Sunday, October 10, 2010


In my experience as a speaker, I have, uh, occasionally peppered my speech with, um, useless little words that would be better left, hmm, out. It is easier to edit in written form because you can go back over and delete anything you find superfluous. I don’t think I’ve ever put “um” in a written work unless I really meant it. Like earlier in this paragraph.

Not so when speaking. Um, uh, and other little timewasters slip out easily. When hearing the same from others it is painfully obvious how distracting it can be for the audience. Someone once told me just to pause when considering what to say next. There is no need to fill every space with some sound or another.


When I have been better prepared I think the verbal tics diminish, but they don’t ever go away entirely. Habit? Laziness? I dunno. It is, uh, what it is.

You know what else is what it is? The verbal tics of the younger generation that grate on all of our nerves. Sure, they often sound foolish when they talk, but hey, they’re kids. Very little that comes out of their mouths is interesting, even the fully formed sentences. Why worry about what might sound lazy or ignorant? Why constantly correct them? It’s not as though they make any sudden corrections. If they eventually speak like we want them to, it will be through maturity and experience, not due to a constant haranguing at home.

Perhaps we are not in the midst of language deconstruction, but rather are witnessing the further advancement of our language. What I like to mock in the speech of my children and their peers might be the very thing that eventually lifted American English out of the Elizabethan Age. Else I’d be yelling this at home: “Foul spoken coward, that thund'rest with thy tongue, and with thy weapon nothing dares perform.”

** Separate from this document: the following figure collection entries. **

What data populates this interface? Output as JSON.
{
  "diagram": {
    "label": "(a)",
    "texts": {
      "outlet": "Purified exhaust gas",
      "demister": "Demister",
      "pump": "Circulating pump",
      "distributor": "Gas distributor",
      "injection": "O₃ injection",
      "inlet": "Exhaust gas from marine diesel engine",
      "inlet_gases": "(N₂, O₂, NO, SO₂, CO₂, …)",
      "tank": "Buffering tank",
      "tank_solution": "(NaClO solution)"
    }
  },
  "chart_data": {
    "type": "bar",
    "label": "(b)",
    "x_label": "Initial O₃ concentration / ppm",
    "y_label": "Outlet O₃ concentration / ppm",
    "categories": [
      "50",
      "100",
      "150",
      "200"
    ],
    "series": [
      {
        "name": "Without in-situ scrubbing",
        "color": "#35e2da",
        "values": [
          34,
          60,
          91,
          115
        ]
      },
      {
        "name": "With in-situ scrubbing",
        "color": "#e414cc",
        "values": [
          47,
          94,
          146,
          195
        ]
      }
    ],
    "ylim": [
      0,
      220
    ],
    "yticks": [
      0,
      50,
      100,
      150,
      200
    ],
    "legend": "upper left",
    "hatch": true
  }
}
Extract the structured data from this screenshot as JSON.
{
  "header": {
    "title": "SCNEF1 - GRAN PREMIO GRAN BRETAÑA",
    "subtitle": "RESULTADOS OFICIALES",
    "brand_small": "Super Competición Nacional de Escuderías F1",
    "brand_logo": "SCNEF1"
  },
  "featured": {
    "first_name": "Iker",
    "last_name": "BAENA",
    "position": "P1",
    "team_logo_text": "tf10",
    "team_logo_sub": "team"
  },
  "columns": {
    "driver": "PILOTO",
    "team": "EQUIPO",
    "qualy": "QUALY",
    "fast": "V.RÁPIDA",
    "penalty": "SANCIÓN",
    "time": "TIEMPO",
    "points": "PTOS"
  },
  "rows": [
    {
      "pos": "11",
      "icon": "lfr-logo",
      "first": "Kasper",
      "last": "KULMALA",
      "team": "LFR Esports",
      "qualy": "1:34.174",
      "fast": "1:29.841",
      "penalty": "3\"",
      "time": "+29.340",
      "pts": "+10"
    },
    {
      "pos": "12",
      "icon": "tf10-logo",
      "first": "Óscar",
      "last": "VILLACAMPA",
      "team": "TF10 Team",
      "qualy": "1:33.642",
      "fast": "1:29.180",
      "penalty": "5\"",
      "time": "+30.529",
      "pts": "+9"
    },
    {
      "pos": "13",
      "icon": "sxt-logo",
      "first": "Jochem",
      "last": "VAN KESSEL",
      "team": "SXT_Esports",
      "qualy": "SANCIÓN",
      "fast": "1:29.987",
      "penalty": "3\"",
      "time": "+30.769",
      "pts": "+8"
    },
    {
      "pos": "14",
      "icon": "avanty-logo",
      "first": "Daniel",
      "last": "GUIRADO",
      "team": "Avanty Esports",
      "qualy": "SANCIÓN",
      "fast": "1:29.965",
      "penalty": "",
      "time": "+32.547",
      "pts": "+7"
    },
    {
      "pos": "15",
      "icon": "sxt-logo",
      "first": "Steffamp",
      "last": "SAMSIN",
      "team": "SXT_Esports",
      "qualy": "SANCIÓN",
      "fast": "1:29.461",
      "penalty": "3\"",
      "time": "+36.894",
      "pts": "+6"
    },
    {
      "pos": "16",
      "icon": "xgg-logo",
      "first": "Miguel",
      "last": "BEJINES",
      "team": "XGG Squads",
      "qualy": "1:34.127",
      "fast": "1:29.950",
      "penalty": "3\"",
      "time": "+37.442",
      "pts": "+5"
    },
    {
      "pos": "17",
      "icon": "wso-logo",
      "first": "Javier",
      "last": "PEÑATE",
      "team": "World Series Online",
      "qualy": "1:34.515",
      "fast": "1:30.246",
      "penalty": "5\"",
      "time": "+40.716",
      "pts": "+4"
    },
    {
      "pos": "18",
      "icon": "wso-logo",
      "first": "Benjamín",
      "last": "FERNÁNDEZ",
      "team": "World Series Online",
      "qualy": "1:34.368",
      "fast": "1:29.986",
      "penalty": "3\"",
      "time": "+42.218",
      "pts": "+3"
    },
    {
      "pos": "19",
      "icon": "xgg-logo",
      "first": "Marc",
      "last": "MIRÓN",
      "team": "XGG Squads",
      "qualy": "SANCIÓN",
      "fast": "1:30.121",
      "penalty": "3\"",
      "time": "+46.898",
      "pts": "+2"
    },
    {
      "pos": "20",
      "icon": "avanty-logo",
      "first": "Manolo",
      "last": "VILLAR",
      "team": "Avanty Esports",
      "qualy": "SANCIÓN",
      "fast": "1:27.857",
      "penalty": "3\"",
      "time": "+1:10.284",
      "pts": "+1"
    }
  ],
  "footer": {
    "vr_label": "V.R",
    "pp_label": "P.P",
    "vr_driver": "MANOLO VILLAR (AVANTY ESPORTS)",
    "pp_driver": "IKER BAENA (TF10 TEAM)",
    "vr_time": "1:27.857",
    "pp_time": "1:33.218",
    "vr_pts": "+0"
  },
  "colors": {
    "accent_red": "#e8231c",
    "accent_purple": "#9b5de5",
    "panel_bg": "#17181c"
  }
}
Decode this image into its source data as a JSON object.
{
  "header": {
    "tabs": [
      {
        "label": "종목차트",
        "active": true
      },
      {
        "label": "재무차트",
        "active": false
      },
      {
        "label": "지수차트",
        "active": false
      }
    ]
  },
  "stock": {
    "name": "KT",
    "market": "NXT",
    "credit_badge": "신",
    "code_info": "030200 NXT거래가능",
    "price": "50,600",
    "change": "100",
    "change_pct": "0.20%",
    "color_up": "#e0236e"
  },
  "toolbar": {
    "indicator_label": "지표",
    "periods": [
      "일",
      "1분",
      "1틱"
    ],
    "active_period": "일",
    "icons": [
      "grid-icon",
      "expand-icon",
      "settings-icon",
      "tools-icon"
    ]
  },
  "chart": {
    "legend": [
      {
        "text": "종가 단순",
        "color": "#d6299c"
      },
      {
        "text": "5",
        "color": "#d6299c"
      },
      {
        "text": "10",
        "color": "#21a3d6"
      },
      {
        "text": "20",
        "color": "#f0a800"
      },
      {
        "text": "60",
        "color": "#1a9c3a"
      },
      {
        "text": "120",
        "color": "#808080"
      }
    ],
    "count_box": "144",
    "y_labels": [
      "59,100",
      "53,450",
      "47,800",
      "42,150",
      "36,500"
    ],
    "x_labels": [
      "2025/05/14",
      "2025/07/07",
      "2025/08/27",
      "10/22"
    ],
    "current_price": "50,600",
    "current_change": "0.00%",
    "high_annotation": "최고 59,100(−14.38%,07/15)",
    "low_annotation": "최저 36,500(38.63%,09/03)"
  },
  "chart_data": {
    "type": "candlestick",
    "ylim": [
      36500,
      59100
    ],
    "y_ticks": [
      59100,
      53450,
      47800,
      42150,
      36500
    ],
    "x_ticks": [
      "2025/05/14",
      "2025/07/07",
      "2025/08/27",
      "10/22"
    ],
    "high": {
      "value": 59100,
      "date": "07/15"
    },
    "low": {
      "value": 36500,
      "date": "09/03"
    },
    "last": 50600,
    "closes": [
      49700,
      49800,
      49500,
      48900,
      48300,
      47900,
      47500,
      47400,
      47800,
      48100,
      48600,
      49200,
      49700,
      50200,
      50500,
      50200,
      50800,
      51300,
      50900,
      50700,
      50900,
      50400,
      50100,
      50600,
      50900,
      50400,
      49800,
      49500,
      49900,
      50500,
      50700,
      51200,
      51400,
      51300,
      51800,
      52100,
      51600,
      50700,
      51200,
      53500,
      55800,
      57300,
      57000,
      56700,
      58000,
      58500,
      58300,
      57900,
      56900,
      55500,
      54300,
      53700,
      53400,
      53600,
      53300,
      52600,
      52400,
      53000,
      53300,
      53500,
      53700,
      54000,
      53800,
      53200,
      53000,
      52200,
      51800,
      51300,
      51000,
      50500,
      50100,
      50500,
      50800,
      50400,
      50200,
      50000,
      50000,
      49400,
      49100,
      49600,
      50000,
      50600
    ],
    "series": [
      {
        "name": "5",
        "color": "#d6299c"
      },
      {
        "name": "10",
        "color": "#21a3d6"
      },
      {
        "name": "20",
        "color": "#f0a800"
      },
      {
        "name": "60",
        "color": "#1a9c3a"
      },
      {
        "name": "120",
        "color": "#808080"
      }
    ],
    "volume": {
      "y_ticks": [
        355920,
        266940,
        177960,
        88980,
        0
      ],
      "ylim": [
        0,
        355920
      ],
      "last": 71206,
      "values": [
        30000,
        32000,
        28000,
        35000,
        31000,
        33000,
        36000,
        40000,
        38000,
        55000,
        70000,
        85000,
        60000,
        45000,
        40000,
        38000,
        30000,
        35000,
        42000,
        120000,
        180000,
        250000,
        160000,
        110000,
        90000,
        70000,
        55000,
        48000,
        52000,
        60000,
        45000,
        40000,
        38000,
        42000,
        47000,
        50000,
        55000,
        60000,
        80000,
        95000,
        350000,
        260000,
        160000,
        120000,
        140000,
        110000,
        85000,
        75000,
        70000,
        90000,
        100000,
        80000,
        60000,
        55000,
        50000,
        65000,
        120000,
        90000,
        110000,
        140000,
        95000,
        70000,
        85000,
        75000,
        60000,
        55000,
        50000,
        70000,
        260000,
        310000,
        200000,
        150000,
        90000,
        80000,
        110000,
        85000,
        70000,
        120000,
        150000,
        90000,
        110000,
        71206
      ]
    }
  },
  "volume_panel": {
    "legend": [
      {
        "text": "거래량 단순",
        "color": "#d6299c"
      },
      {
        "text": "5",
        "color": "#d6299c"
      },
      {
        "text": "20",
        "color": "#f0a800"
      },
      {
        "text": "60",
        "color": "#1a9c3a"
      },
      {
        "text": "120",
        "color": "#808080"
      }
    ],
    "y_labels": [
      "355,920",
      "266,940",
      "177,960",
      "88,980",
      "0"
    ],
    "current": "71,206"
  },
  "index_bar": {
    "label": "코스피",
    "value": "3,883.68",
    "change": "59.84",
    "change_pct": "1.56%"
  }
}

I don’t even know what that means.

Third grade teachers are always harping on their students to use other words than “said” when adding dialogue to their boring stories. (If you are a teacher please replace “harping on” with “providing quality education to,” and if you are a student please replace “boring” with “thrilling and clever.” No need to insult the easily insulted.)

He uttered, she exclaimed, he yelled, she whispered. Like that. Sure, students are supposed to use such words to make their writing more interesting, but in my years of raising my own children and teaching many others, I have never heard any kid say, “He yelled, ‘Clean your room!’”

Now certainly the same kid would say, “My dad yelled at me,” but that’s entirely different. That’s a verb, not an indication of speech. Maybe what kids are using for “said” isn’t the crime against humanity that old people like me make it out to be.

For example: “So he went, ‘I don’t think so.’ And I’m all, ‘Oh, yes you will!’ And he goes, ‘[expletive removed]!’”

Conjugations of the verb “to go” are the modern favorites to indicate what someone might have said. Wherever this came from, it doesn’t seem to be going away, and if youngsters carry the habit into adulthood it will eventually be entered into the Oxford English Dictionary (“the definitive record of the English language”) and Shakespeare will discontinue rolling over in his grave.

People were uncomfortable when I have said “uh” to distraction, and the younger citizens are saying “like” as though it were going out of style. You’ve heard it yourself, and I’ve made fun of it here.

“I’m, like, at the mall, and I can’t decide what color nail polish to buy. Can you, like, come down here right now? It’s, like, an emergency!”

So “like” is the new “uh” or “um.” To those of us who don’t use it, it sounds horrible. We think the barbarians are at the gate. And yet I hear it occasionally even from people who decry its use.

Is it really, like, so bad?

This all may be the evolution of language. We may bristle, but we don’t really know how this will all turn out in fifty or one hundred years. After all, Shakespeare wrote, “Thou didst drink the stale of horses and the guilded puddle which beasts would cough at.”

I don’t really know what that means, but I do know that the great master apparently ended at least one sentence with a preposition. And where I come from, that’s, like, a real no-no.